Which APIs return 0 on error? I can't think of any.
colanderman
`malloc(3)`. Many of the functions in string.h.
trebligdivad
I've come across lots of C code which mixes whether it's using -errno, or errno and life all gets messy. And then there's the places where you're returning a pointer not an errno at all. (Which the kernel tries to solve with errptr I think - but there seems to be plenty of places fixing that) And then there's the way that using -errno ends up with ssize_t (signed that is) which also confuses loads of things.
canucker2016
That's the thing about development with more than one developer designing APIs.
Looks like the RtlRunOnceExecuteOnce API and structures appeared in Windows Vista.
So one would have to do some code archaeology and dig into the Windows Git repo to look at the commits for RtlRunOnceExecuteOnce and see what the typical use cases were. For some reason, returning 0 for failure made sense. Given the pervasiveness of NTSTATUS, I have no idea what made them choose a non-NTSTATUS return value. Maybe there was another callback-type API which did something similar?

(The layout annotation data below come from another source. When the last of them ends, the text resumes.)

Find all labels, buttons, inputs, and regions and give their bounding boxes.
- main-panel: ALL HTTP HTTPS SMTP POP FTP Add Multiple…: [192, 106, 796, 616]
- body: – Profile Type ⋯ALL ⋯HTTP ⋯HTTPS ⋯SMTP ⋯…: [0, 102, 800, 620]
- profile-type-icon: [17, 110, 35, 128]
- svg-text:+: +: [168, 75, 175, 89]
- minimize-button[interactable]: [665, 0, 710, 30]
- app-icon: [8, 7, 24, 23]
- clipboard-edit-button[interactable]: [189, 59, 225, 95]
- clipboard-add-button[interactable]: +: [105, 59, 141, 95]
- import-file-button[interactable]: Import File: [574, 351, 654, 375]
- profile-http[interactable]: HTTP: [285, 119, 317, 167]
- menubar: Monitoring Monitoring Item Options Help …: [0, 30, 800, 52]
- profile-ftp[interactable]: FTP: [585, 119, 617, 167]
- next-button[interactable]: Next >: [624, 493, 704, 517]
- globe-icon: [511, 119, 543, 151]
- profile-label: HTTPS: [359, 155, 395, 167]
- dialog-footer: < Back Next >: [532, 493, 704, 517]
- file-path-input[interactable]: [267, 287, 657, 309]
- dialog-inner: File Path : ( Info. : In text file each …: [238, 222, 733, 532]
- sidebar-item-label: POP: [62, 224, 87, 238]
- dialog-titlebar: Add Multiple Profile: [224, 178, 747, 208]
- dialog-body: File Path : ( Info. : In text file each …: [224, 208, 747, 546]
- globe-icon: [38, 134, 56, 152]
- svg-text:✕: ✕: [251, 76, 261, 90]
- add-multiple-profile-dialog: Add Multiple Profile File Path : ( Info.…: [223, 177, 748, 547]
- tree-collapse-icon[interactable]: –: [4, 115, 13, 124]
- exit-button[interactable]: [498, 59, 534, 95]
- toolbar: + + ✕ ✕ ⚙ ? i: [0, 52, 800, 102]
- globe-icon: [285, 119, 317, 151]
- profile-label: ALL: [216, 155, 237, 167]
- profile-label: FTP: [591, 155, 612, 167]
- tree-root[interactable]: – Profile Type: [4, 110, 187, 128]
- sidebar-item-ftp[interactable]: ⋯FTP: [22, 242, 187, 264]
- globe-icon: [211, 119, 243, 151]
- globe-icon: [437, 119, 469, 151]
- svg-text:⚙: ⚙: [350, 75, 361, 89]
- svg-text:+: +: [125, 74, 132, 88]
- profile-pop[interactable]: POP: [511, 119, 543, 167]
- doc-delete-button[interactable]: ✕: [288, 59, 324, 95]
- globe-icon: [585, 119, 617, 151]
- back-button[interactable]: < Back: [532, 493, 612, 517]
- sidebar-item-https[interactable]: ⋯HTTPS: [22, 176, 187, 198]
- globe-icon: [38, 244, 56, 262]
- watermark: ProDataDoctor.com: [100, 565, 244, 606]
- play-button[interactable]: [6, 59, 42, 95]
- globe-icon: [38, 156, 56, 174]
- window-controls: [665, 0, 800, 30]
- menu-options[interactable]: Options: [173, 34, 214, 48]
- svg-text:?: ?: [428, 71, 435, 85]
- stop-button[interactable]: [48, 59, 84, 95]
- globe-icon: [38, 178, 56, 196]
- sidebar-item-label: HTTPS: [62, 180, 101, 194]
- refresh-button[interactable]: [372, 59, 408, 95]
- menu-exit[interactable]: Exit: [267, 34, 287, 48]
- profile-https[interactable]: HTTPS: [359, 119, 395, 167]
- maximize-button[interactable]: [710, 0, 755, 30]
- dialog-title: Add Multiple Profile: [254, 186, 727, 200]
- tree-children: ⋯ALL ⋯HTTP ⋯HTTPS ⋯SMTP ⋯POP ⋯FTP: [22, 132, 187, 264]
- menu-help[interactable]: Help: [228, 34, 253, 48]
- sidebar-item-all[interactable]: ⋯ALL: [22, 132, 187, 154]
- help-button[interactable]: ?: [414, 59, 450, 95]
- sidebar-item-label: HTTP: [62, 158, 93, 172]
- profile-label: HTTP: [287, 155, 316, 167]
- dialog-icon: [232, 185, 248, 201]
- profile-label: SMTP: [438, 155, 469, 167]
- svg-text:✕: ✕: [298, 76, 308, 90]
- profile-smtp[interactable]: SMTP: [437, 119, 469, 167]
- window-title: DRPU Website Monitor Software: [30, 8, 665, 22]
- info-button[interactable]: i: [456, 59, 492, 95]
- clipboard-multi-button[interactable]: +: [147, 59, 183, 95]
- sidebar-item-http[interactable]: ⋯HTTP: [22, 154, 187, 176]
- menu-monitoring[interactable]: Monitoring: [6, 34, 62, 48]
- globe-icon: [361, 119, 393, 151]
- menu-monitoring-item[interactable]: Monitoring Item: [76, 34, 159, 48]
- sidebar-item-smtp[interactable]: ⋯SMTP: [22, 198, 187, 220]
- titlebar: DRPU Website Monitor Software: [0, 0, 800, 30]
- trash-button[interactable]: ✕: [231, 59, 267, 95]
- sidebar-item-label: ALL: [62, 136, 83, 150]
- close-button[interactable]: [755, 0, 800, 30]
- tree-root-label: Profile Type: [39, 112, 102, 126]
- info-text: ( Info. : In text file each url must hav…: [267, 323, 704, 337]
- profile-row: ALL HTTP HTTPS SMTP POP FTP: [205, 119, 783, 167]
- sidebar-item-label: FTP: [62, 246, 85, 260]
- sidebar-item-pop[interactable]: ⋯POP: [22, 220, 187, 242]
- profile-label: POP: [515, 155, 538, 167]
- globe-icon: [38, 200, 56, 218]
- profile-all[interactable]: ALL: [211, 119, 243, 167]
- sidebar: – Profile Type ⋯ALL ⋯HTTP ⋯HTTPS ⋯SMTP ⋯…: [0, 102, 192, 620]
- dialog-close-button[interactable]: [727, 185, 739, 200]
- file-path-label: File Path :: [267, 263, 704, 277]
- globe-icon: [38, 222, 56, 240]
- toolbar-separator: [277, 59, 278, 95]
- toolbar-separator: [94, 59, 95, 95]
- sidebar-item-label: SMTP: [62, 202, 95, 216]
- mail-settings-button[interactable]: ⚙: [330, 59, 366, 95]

If one dev thought that RtlRunOnceExecuteOnce required NTSTATUS, then I'm sure other devs will have thought the same thing so I'd expect more such bugs in the current codebase and in the future. That's why Microsoft static code analyzers (PREfix, PREfast) would flag such footguns.
xyzzy9563
Just use strong typing and mutexes. This isn't rocket science.
vijaybritto
I have a naive question here.
Could this have been avoided if they had used Rust? Or is this a bug that can happen even in Rust code too?
probably_wrong
The original bug was returning STATUS_SUCCESS to indicate that a function had succeeded without noticing that STATUS_SUCCESS is defined as 0 in a function that's expected to return a non-zero value on success. This specific error could have happened on any language - defining two different return types and using the wrong one could happen in any language.
andy12_
> defining two different return types and using the wrong one could happen in any language
This specifically is the kind of bug that is avoided with strong typing. The compiler screams at you when using the wrong return type. For example, if a callback expects a Result type, you must return a Result type, not some random int-like value whose definition of success and failure is arbitrary.
ddtaylor
Microsoft take note that I read this article and everything Raymond Chen puts out under your company brand. I have zero interest in Windows as a platform and actively steer large customers away from it anytime it's discussed, since it has no value offering for most of us.
psd1
YSK that someone has got into your account and posted dumb shit. Change your password.
Looking at Microsoft's C code makes my eyes hurt. I don't know if it's the style (bracket placement, no new lines), naming conventions, typedeffing away pointers, or what, but it just doesn't read easily to me.